18º CNMGF
O equilíbrio entre o sobrediagnóstico e o impacto positivo sobre a morbilidade e mortalidade dos doentes é difícil de alcançar, no âmbito do rastreio do cancro da mama. Trata-se de um assunto polémico na comunidade médica e, perante os desenvolvimentos dos últimos anos e as mais recentes evidências científicas, há já quem questione a mais-valia de submeter as mulheres a este tipo de rastreios. Para separar o trigo do joio e perceber quando e em que circunstâncias tais atividades preventivas fazem sentido, o 18º Congresso Nacional incluiu uma mesa redonda intitulada “Sobrediagnóstico e Rastreio do Cancro da Mama”. Moderada por Luiz Miguel Santiago (USF Topázio) e com os contributos de Alexandra Fernandes (USF Fernão Ferro mais), Bruno Heleno (Universidade de Copenhaga) e Vítor Rodrigues (epidemiologista da Faculdade de Medicina de Coimbra e responsável no Núcleo Regional do Centro da Liga Portuguesa contra o Cancro – LPCC), esta mesa acabou por motivar acesa discussão e mostrou como nesta matéria os profissionais se mantêm ainda bastante polarizados.
Numa abordagem ao programa de rastreio de base populacional levado a cabo pela LPCC (um programa controlado com elevados parâmetros de qualidade, suportado em duplas leituras cegas das mamografias realizadas por radiologistas experientes e em consulta de aferição), Vítor Rodrigues ressalvou que na região centro – onde o programa arrancou mais precocemente – se verificou pela primeira vez uma redução na mortalidade por cancro da mama: “entre os anos de 2005 e 2009, confirmou-se pela primeira vez uma redução da mortalidade, com menos 4% ao ano”.
O mesmo epidemiologista acredita que será possível, um dia, dispensar programas de rastreio de base populacional como aquele desenvolvido pela LPCC, mas apenas se fora dele forem criadas as condições para que a prevenção decorra de forma sistematizada e com altos índices de fiabilidade: “se daqui a 10 anos não existirem programas de rastreio ao cancro da mama, ficaria muito satisfeito. Porque isso significaria que a organização do sistema de saúde estará tão desenvolvida, com um tal controlo de qualidade, que consegue garantir resultados similares aos dos melhores programas de rastreio atuais”.
Sobrediagnóstico encerra fardos pesados para as mulheres
De acordo com Bruno Heleno (médico de família e doutorando no Departamento de Saúde Pública da Universidade de Copenhaga) – e com base na recolha de dados por si efetuada – é bom ter cautelas especiais com a estruturação dos programas de rastreio ao cancro da ama: “através dos programas de rastreio, acabamos por determinar um repositório de casos de cancros da mama que nunca apresentariam repercussões clínicas, nunca progredindo para sintomas ou para a morte, durante o período de vida do doente”.

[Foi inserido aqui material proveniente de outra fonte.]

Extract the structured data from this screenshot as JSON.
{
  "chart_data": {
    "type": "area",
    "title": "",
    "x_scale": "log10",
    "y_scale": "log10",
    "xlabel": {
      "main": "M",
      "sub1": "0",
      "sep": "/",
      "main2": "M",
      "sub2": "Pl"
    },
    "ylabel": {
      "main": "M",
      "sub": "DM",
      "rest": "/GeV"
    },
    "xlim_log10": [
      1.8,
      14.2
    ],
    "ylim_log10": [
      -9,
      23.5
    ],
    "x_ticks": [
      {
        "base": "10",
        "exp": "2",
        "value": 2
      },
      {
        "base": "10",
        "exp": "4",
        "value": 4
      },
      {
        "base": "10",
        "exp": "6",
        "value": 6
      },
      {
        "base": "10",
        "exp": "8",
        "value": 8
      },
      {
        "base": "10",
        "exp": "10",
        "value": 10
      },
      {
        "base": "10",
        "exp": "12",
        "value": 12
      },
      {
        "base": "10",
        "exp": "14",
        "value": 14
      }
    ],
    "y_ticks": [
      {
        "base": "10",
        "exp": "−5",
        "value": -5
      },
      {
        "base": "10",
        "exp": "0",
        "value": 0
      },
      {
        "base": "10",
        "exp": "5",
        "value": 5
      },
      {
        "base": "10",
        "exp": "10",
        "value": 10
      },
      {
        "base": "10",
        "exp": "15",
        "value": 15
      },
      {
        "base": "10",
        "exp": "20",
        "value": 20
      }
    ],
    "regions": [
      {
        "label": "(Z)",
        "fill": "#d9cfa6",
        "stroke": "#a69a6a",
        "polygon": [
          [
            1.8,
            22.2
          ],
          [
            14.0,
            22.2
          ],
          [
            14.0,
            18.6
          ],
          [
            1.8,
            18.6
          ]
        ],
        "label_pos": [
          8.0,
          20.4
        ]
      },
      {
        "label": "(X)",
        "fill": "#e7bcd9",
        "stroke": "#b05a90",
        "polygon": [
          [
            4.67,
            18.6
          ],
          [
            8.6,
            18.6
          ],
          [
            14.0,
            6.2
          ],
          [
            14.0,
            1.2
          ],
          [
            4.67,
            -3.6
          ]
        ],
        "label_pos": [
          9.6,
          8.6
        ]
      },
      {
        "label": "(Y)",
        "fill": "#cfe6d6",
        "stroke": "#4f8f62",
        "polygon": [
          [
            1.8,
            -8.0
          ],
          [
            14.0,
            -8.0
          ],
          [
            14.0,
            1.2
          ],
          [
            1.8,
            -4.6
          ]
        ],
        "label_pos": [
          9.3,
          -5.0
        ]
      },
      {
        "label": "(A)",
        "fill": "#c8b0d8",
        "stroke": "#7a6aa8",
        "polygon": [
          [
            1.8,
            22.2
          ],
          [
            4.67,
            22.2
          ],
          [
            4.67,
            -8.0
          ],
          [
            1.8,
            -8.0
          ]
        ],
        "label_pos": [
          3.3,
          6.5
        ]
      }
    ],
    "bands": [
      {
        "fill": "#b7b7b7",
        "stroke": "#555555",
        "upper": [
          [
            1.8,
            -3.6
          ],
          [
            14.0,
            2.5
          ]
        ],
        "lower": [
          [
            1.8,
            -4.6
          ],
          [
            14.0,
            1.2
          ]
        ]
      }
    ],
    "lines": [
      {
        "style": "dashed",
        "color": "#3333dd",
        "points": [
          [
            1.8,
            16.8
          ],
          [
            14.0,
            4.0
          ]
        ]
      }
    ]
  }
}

Aqui parece residir um dos argumentos mais fortes contra os programas de rastreio, a capacidade que estes revelam de incorrer no sobrediagnóstico ou em falsos positivos, desencadeando processos terapêuticos não só desnecessários, como prejudiciais à estabilidade emocional, qualidade e esperança de vida de muitas mulheres.
MF carece de normas claras para orientar as utentes
Confrontados com as interrogações das suas pacientes, muitos MF sentem-se um pouco desamparados relativamente ao aconselhamento que devem oferecer no que concerne à participação (ou não) em rastreios para o cancro da mama.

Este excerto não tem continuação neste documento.